Car Visibility Project

The government are presently paying Loughborough University to investigate the effects of bright materials fitted to motorcycles or riders. The aim is probably to produce some kind of unbiased factual report which can be referred to in future anti-motorcycling legislation - compulsory white helmets and orange jackets. Anyone with road dirt obscuring hat and coat will be fair game for any homicidal motorist.

The problem is complicated by four factors.

  1. Does the motorist look?
  2. Does he see?
  3. Can he see?
  4. Does he care?

We must be reasonable and assume that most sober and sane motorists try to avoid getting blood on their paintwork and in his youth he was once expected to read a numberplate with his eyes open. As most motorcycles are as large and no more colourless than a car numberplate so it should be fair to assume that the motorist is capable of seeing the motorbike. This leaves the question of obstruction to visibility. The same roadside furniture applies to bikes and cars so the culprit in the bike killer game must be the car itself; obstructions caused by stanchions, bodywork, misty windows and passengers. When seatbelts become compulsory the non inertia belts will hold drivers and their front seat passengers immobile.
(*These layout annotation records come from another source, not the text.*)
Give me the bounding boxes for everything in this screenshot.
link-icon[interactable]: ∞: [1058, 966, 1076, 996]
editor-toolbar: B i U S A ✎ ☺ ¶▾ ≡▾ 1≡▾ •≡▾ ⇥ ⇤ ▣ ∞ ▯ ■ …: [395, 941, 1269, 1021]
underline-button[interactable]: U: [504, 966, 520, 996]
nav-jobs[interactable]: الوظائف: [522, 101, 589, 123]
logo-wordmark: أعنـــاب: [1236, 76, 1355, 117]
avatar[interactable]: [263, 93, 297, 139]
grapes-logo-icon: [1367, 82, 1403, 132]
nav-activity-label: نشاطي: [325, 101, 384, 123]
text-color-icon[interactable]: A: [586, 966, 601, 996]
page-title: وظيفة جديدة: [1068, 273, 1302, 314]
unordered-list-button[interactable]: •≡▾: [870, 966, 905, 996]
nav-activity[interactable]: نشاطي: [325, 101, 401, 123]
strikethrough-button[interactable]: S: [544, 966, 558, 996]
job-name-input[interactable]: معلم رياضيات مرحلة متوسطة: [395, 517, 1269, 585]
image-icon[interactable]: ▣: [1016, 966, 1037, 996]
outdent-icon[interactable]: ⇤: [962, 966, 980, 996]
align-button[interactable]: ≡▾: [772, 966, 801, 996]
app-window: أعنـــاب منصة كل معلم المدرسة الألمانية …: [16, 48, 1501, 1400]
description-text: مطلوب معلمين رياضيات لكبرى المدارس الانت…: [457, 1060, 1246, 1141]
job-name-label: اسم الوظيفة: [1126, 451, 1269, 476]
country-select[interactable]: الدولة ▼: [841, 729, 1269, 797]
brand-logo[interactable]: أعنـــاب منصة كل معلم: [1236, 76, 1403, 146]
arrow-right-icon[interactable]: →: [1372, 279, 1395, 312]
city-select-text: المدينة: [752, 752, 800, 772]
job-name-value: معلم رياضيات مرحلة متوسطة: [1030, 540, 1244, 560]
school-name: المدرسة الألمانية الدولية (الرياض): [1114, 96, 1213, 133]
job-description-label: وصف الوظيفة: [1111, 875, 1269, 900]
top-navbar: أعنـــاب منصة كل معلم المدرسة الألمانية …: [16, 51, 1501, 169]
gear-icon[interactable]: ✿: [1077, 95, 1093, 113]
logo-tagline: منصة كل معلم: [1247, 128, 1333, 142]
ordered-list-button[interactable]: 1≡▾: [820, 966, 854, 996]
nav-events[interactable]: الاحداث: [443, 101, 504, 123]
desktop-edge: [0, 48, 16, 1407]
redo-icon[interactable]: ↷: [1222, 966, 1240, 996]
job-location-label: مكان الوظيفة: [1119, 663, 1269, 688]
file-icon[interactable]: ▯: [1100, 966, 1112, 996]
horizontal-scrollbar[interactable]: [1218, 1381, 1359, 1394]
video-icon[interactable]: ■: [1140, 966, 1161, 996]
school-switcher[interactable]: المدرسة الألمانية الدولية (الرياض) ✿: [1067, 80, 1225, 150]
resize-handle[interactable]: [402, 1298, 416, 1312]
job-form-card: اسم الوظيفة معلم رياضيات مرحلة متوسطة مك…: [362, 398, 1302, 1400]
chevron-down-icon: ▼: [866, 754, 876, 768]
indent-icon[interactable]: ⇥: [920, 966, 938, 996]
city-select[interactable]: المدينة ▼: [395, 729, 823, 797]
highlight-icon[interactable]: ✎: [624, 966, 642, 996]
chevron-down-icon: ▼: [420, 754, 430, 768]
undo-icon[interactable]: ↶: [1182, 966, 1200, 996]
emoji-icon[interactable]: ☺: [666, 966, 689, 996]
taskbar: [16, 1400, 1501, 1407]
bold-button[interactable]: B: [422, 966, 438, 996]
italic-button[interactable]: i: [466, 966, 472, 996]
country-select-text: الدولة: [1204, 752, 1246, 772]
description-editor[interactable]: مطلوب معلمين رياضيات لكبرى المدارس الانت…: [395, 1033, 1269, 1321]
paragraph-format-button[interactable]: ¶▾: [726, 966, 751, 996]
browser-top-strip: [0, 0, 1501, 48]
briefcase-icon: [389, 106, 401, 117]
There will be a rapid increase in the number of cars with an imprint of a motorcycle in the passenger door as the present forty percent seat belt wearers rises towards one hundred percent. This is why I believe we should investigate this aspect of the visibility/conspicuity problem in preparation for another anti-bike battle.

To do this we must find out the extent of blind spots in the most popular cars and if we consider them to be dangerous, ask the Powers That Be to comment.